Erosive hand osteoarthritis (OA) is a disabling disease with limited therapeutic options. Denosumab, a Receptor Activator of Nuclear Factor kappa-β Ligand inhibitor affects bone resorption and osteoclast activity.
The purpose of this clinical trial was to study the structure modifying effect of denosumab in patients with erosive hand OA, and to explore the clinical benefits and safety of subcutaneous denosumab 60 mg every 3 months versus placebo.
One hundred patients with erosive hand OA were randomly allocated to placebo or denosumab in a monocentric clinical trial for 48 weeks, followed by an open-label extension phase through week 96. The primary radiographic endpoint was change in total Ghent University Scoring System (GUSS) at week 24. GUSS (0-300) is a semi-quantitative scoring system specifically developed to combine scoring of both aspects of radiographic changes in erosive hand OA, being erosive progression (decrease of score) and signs of repair (increase of score).
The secondary endpoint was the percentage of new erosive joints at week 48. Exploratory clinical outcomes (e.g., pain, tender joint count, swollen joint count, grip strength, the Australian-Canadian Hand Osteoarthritis Index and the Functional Index for Hand Osteoarthritis) were assessed. Radiographic and clinical changes after 96 weeks of treatments were measured.
51 and 49 patients received subcutaneous administration of denosumab or placebo, respectively. Total change GUSS was found statistically higher in denosumab compared to placebo at week 24 (mean change GUSS = 8.9). This difference further increased at week 48 (ΔGUSS = 14.3). Development of new erosive joints was significantly lower in denosumab (1.8%) compared to placebo (7.0%) at week 48. After open-label treatment through week 96, both groups continued remodeling and both pain and function significantly improved compared to baseline. Equal numbers of adverse events occurred in both groups.

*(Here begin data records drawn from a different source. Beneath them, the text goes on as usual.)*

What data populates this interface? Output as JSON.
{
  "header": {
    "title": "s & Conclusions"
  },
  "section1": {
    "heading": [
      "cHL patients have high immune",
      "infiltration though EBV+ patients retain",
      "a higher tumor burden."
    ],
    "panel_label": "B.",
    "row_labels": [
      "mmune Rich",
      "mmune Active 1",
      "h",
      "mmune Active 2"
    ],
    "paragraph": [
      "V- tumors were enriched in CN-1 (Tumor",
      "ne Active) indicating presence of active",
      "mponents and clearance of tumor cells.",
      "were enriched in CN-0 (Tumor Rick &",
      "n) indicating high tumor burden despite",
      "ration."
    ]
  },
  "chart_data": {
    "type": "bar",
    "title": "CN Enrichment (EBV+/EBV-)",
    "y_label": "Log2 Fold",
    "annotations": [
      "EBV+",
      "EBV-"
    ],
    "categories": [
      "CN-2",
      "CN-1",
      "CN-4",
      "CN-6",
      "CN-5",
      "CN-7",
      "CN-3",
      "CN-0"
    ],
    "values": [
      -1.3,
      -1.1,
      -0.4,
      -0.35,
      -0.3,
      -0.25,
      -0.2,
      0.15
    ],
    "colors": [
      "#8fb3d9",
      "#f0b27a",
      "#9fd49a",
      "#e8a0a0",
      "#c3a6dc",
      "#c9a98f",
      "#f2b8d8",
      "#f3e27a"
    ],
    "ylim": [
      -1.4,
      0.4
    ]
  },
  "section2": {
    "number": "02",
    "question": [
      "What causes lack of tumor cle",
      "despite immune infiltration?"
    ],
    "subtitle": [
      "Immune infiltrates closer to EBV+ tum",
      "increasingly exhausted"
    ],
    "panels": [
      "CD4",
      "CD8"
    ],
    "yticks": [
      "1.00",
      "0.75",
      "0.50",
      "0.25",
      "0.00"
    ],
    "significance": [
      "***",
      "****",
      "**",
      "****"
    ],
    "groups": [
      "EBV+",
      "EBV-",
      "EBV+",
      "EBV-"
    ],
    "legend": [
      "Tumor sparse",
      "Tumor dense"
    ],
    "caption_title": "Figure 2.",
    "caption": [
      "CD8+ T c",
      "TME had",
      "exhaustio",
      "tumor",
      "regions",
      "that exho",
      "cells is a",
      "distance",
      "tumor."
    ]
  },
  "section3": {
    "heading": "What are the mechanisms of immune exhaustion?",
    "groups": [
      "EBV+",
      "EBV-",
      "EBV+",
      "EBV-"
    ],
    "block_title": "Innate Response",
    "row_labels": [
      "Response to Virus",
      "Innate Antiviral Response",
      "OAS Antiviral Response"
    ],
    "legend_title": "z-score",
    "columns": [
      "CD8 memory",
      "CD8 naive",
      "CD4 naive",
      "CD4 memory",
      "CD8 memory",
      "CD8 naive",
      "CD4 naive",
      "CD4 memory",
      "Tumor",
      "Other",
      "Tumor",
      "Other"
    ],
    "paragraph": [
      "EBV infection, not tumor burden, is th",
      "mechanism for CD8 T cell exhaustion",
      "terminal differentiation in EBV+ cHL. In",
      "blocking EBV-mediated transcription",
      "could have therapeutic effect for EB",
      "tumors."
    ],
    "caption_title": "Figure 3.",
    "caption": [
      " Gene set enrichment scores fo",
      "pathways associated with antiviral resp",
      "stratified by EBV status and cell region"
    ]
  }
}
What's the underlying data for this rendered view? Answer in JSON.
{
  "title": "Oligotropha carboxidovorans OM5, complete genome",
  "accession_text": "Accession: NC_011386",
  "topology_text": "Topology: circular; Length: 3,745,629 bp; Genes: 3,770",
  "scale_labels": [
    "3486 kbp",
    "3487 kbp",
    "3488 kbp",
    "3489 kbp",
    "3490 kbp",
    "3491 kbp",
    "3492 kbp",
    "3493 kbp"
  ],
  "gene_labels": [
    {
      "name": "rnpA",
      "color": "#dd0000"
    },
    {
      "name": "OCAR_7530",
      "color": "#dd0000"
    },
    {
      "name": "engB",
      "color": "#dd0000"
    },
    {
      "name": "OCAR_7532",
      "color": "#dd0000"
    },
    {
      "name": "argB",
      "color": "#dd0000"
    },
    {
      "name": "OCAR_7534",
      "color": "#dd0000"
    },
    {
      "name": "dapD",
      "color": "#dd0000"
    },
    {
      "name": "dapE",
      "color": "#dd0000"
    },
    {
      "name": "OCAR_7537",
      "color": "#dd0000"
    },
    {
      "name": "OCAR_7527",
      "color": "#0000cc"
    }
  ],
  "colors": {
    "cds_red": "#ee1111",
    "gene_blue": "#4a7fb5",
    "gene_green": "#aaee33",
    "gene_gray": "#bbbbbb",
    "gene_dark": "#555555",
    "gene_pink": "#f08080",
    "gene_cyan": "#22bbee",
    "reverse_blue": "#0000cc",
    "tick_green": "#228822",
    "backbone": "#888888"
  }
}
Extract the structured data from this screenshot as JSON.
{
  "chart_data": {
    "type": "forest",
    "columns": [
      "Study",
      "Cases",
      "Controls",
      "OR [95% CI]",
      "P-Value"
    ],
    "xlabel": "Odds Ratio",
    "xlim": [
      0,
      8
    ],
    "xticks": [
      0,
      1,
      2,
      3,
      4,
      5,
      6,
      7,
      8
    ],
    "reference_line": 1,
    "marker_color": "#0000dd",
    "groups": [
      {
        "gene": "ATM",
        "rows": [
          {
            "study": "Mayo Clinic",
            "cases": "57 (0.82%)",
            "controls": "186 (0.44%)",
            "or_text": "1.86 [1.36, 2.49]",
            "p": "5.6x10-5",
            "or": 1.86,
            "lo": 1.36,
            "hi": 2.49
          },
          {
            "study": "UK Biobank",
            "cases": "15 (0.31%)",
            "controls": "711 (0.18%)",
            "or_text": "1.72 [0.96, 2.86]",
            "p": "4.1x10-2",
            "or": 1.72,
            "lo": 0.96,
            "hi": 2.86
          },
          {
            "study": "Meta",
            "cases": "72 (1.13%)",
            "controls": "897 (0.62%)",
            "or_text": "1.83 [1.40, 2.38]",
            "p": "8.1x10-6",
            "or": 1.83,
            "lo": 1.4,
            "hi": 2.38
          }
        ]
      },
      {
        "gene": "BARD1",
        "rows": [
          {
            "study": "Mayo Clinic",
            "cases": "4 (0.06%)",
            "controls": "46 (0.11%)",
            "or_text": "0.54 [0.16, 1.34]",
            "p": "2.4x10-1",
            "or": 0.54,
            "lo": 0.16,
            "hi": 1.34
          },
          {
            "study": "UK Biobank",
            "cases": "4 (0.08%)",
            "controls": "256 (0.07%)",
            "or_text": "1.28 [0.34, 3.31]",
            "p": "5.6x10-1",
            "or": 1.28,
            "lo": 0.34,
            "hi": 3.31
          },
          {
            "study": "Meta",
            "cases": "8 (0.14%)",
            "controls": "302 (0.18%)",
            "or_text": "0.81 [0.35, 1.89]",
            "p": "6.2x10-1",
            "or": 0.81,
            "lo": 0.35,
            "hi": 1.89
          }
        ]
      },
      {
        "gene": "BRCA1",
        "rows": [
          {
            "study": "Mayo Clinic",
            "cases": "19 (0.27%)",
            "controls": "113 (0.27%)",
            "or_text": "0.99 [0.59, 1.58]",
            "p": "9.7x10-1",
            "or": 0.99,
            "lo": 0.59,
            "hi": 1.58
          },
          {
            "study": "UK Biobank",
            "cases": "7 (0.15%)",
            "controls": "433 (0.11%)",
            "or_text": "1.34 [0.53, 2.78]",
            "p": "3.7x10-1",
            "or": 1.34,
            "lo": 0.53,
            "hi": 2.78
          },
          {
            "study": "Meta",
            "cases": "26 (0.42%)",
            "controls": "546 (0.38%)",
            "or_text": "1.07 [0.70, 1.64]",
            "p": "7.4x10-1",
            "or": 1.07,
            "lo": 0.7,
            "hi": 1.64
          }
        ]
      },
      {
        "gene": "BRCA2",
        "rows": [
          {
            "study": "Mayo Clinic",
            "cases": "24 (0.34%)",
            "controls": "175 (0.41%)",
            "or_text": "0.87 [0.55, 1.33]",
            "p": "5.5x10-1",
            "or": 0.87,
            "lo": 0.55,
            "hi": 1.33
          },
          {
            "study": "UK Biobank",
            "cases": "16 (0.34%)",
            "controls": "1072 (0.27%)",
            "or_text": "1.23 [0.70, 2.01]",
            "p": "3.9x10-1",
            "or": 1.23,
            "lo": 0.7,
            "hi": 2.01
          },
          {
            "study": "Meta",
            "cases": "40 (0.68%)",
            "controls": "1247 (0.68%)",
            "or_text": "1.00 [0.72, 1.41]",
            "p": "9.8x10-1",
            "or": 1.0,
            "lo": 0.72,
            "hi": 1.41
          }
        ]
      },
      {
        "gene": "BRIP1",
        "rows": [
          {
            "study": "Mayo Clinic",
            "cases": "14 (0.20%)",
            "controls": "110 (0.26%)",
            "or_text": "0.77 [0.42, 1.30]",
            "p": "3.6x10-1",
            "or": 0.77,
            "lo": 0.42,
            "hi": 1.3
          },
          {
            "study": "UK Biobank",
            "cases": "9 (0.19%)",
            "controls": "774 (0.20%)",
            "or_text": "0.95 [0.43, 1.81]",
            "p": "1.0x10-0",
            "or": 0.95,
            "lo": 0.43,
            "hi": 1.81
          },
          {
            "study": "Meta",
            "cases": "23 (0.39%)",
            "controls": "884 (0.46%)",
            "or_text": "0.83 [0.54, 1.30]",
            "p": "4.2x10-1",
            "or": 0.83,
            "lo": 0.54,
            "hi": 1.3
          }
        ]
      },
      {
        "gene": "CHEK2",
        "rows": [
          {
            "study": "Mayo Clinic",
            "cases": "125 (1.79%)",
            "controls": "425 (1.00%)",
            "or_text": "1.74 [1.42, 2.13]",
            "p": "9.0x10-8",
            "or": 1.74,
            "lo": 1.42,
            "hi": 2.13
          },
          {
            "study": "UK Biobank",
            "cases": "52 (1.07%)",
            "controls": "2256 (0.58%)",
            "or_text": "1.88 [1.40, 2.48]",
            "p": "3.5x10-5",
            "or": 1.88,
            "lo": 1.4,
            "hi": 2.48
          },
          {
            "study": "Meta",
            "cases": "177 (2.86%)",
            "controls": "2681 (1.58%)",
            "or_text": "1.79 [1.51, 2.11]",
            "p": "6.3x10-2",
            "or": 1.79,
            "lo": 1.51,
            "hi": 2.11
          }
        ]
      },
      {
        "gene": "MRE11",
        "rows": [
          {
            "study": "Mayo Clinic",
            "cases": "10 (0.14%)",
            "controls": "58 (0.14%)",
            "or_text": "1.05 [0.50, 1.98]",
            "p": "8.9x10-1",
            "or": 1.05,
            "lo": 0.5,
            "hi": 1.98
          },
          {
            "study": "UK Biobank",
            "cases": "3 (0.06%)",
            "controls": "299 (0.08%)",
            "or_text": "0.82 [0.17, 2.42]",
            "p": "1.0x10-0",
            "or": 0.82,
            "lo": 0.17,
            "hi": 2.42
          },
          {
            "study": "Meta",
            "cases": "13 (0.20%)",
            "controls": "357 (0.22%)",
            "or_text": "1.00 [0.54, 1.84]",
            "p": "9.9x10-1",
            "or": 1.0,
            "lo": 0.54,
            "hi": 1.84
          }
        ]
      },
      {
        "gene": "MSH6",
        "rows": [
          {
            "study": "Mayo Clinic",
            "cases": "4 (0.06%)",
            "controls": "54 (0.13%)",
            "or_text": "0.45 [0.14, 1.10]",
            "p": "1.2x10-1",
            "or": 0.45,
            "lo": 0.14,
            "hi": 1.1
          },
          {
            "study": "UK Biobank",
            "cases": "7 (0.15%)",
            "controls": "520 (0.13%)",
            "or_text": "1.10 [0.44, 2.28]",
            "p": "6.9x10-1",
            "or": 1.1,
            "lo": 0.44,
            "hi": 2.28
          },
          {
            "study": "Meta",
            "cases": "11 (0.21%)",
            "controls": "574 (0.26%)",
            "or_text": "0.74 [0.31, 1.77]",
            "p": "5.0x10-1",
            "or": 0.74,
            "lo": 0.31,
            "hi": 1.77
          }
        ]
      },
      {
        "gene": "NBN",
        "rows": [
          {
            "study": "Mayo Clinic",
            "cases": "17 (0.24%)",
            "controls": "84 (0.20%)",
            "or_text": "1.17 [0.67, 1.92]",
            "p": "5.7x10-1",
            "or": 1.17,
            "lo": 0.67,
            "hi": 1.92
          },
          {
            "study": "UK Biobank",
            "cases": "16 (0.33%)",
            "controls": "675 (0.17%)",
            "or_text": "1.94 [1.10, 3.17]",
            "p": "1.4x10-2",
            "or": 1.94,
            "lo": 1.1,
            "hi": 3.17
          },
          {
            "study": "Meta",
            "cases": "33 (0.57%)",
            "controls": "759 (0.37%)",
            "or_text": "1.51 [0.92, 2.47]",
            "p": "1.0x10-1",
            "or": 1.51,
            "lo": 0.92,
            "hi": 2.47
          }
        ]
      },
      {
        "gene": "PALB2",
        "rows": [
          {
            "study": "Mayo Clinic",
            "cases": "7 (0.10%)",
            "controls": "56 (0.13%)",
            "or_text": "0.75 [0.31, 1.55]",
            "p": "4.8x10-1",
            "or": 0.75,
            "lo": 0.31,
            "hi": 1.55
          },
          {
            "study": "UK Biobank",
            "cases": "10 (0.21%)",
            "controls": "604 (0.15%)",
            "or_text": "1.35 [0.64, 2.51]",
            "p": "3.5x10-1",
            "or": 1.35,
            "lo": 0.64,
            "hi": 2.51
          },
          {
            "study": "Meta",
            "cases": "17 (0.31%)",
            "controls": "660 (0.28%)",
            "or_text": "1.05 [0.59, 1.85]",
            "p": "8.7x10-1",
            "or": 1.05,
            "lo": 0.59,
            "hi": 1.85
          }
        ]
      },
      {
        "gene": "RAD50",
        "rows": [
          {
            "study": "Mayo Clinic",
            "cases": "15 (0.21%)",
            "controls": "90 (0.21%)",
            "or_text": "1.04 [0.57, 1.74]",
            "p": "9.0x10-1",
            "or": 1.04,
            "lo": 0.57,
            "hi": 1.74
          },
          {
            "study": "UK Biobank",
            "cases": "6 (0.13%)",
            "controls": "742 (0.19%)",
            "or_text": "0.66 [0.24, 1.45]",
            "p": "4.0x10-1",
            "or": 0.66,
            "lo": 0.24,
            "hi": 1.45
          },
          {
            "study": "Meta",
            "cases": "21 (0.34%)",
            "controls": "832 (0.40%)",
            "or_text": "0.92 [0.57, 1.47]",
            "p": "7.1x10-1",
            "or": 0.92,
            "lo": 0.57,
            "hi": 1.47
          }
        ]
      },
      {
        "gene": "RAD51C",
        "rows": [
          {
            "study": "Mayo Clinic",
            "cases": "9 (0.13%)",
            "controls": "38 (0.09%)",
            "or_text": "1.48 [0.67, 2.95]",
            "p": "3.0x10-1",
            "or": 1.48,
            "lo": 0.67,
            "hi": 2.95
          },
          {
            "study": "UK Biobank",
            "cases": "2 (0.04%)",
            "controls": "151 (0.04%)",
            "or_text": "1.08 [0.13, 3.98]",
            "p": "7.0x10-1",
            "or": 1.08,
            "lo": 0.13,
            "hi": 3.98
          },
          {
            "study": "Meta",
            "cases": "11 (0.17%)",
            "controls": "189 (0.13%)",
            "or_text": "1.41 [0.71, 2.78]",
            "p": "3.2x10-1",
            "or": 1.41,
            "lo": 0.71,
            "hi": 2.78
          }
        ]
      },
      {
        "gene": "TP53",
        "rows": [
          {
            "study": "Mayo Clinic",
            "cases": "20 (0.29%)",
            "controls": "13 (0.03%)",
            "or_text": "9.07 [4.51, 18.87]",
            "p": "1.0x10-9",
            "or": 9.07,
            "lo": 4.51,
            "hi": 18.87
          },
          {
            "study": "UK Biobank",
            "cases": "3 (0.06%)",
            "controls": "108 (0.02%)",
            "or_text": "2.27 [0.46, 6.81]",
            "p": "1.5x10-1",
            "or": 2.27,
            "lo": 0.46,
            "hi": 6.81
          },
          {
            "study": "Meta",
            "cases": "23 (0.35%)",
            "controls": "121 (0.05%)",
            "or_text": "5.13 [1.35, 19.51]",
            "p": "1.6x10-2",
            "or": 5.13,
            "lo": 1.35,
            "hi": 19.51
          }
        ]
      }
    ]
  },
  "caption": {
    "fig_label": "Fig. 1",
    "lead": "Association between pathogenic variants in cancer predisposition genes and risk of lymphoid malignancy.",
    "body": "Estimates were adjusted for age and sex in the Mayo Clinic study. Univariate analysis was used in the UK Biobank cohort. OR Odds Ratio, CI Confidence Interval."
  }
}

This study demonstrates a significant structure and symptom modifying effect of Denosumab compared to placebo in patients with symptomatic erosive hand osteoarthritis: significantly less erosive progression occurs after 24 weeks treatment, and the treatment effect enhances after 48 weeks.
Thus, Denosumab could be a treatment option in patients with erosive hand osteoarthritis, especially in women with concomitant osteoporosis.